As we move through our hands-on Articulate training covering the various settings and features of Storyline 360, we often mention, “You might want to add this item to your ‘QA’ checklist.” Many students have inquired about what is involved with creating such a list for quality assurance (QA).
Let’s discuss the benefits of using a checklist before passing your project on for either internal or customer review, and then some tips and best practices for compiling your own.
Why the Need for a Checklist?
Think about the last time you sent a course for QA. Your tester may have identified a few glitches that were basic in nature—things you may have missed because you were in a rush or just simply forgot to check. Perhaps you thought to yourself, “I should’ve checked that over more thoroughly before passing it on.”
The fact is there are simply too many items to keep track of in your head.

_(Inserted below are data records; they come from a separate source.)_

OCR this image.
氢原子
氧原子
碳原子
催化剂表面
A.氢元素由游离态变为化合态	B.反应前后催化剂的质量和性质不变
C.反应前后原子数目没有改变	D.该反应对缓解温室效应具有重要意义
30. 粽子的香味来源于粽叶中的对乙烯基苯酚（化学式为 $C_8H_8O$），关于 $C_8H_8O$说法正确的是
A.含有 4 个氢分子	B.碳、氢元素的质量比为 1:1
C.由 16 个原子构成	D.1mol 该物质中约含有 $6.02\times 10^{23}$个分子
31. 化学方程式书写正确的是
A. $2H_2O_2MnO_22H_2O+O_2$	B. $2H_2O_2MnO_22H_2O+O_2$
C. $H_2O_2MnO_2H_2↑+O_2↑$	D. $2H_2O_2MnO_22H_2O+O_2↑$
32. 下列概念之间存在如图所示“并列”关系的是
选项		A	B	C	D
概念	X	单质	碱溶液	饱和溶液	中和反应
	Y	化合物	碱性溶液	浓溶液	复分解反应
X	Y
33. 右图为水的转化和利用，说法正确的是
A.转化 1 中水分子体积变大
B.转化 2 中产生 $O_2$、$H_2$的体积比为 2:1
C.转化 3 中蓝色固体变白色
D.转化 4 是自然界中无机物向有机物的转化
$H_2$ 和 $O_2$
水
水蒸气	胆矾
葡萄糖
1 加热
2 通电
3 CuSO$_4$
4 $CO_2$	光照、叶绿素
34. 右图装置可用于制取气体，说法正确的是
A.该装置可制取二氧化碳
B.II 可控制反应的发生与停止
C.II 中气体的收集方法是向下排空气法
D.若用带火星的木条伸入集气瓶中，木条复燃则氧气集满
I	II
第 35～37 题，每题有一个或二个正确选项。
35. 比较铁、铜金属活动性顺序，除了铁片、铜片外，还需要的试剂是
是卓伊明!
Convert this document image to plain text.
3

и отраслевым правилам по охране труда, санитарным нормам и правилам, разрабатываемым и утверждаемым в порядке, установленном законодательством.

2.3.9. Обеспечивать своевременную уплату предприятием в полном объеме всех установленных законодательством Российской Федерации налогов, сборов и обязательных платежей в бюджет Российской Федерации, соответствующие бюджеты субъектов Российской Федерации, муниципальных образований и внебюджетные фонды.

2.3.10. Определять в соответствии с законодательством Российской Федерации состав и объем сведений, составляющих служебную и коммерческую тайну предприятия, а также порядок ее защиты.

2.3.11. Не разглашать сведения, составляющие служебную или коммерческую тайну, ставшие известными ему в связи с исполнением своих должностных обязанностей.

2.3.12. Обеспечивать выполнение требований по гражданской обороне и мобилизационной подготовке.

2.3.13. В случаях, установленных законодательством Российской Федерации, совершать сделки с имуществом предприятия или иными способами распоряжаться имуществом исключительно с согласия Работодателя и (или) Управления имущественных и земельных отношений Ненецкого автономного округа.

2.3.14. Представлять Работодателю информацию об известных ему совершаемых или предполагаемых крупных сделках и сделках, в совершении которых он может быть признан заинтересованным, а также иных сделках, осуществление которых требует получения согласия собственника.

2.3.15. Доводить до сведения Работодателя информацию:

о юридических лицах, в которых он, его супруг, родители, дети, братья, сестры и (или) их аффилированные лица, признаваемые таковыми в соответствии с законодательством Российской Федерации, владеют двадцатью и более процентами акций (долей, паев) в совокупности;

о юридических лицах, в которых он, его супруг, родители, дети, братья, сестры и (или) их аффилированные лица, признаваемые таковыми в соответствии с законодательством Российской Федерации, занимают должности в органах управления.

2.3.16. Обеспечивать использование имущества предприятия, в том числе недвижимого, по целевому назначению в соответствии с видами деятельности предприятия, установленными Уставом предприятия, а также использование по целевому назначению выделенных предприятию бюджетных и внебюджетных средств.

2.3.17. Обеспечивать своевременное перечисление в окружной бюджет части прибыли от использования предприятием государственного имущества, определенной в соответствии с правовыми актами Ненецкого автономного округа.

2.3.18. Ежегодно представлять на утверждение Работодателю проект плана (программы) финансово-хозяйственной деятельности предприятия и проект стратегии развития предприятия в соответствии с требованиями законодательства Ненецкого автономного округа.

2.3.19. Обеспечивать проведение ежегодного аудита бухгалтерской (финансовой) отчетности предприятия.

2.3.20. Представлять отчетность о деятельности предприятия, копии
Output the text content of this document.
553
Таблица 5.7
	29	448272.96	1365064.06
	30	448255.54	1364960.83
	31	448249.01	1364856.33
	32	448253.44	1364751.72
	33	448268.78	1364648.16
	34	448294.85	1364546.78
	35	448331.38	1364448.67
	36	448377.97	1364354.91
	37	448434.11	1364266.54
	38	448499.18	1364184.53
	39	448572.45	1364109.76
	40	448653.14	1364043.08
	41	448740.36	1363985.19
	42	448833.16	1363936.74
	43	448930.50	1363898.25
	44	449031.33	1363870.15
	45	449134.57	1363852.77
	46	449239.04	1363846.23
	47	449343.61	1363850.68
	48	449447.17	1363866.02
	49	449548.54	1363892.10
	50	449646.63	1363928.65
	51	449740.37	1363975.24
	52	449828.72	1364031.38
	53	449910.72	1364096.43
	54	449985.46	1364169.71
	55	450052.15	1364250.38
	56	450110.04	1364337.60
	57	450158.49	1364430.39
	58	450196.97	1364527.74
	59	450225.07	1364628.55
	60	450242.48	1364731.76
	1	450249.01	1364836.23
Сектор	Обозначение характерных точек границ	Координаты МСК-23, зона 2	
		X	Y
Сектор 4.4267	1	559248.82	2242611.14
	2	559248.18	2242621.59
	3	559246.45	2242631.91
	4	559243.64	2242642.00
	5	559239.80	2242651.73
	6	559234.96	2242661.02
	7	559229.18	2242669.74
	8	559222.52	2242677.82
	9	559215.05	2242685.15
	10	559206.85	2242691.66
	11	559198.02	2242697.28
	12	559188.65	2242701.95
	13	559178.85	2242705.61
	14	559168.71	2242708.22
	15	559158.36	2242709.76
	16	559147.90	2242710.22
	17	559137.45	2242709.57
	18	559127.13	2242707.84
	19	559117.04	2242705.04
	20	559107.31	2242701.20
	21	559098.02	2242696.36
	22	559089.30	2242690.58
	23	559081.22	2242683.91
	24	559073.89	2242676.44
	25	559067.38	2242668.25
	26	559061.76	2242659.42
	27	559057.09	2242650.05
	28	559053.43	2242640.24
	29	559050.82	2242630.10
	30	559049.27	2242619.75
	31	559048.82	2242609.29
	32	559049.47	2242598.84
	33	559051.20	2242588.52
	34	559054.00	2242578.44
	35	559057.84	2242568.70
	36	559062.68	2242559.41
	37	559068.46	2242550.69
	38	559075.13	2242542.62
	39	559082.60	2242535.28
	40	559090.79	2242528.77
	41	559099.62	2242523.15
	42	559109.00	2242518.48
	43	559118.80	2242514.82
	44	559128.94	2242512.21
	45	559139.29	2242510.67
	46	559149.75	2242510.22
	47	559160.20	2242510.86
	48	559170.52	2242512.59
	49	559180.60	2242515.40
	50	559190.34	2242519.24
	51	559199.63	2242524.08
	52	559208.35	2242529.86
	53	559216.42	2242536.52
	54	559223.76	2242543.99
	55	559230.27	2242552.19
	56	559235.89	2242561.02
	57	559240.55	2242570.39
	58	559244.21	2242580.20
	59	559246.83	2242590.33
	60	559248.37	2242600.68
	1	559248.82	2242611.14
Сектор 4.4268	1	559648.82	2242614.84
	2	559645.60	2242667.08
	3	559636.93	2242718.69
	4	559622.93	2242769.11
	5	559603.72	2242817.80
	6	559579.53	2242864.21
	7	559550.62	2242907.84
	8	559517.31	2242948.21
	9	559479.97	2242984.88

Even if you are detail-oriented, it can be easy to miss a setting that will negatively impact the user experience. The professional approach then is to self-review your project using a checklist before passing it on to someone else.
Tips for Creating Your Checklist
Since roles and workflow vary depending on the environment you work in, we recommend creating your own design and development checklist. This will involve more work than simply copying someone else’s, but it will ensure that you capture all the tasks that are unique to your specific situation.
First, give thought to the scope of your role in a typical e-Learning project. Are you involved in the needs assessment phase? Are you responsible for content curation and storyboarding, or is your job restricted to e-Learning development only? Your checklist will differ depending on the roles you play.
If you collaborate with a team, work together and develop a standardized review checklist that all developers use. In addition to streamlining the QA process, this will result in consistency in work produced across the team over time.
Finally, organize your checklist items into meaningful categories so that new items that are identified can be slotted easily.
Best Practices and Gotchas
During Storyline 360 training, we make it a point to highlight items that are easy to miss and therefore ideal for your review checklist. Here are a couple of examples:
Revisit Settings
You may have everything working just the way you want, but what happens if the learner revisits a slide by either selecting it in the menu or clicking the previous button? Storyline defaults the revisiting setting to “Automatically decide.”
That simply means that the slide or layer will be reset to its initial state unless there is interactivity on the slide. In that case, it will resume to its saved state. This may be ideal for quiz slides, but likely not the way you want slides with interaction to behave. In such a case, you will need to manually change the setting to Reset to initial state to ensure that the learner is presented with a fresh version of the slide each time they revisit.
Tip: You can configure the revisit settings for multiple slides at once in Story View.
Remember, layers have the When revisiting setting as well. Bulletproof your interactions by testing what happens when layers are displayed a second or third time.
Navigation
We have previously addressed tips for restricting navigation. If you haven’t already taken a look at it, be sure to check it out! We mention that configuring your course menu for restricted navigation will ensure that learners cannot click Next until the timeline finishes on the base layer. However, how can you ensure that learners go through all the interactive elements on a slide before they can click Next? The answer will depend on how you have configured your interactivity. Let’s look at a simple click-and-reveal example using three icons and three layers.
First, change the state of your Next button to disabled when the timeline starts on the slide.
Next, create a Visited state for each icon.
Finally, change the state of the Next button to normal once the state of all three icons is Visited.
As mentioned, the steps may differ depending on the type of interactivity you have created. If you want to ensure that your learners view all interactive components of a slide, be sure to have a strategy and test it thoroughly.
Other Considerations
Here are a couple of other items that you may choose to include on your checklist:
- Use descriptive names for slide objects used in interactions.
- Add developer’s notes for complex slides in an off-slide text box.
- When passing your .story file on to another developer or your client, be sure to pass on the fonts used in the project.
Summary
Hopefully, some of these tips will come in handy as you compile your own review checklist. If you have any questions or would like to share items from your checklist, please leave a comment!
~Shane
Update: Please note that the interface of the faster new trigger workflow (in Storyline 360 update 3.33.20625.0 or later) will appear slightly different! While the process is the same, this article uses screen captures from the classic trigger workflow.
A checklist item I use to ensure I am ready to publish is titled Eyeball. Yukon trainers talk about “poking it’s eye out” in the classroom. This is hiding an asset in the timeline using the eye icon. This is a necessary evil when developing complex scenes/stages.
Prior to publishing I take a moment to verify eyeballs are visible. My best practice is click the “all eyes”off then click a second time to turn them back on the timeline. If a stage only has a minimal amount of assets and you can visually verify, and keep moving.
Hey Randy,
Thanks for the comment! That is a great point and something that happens often. A good tip to add to someone’s list, for sure.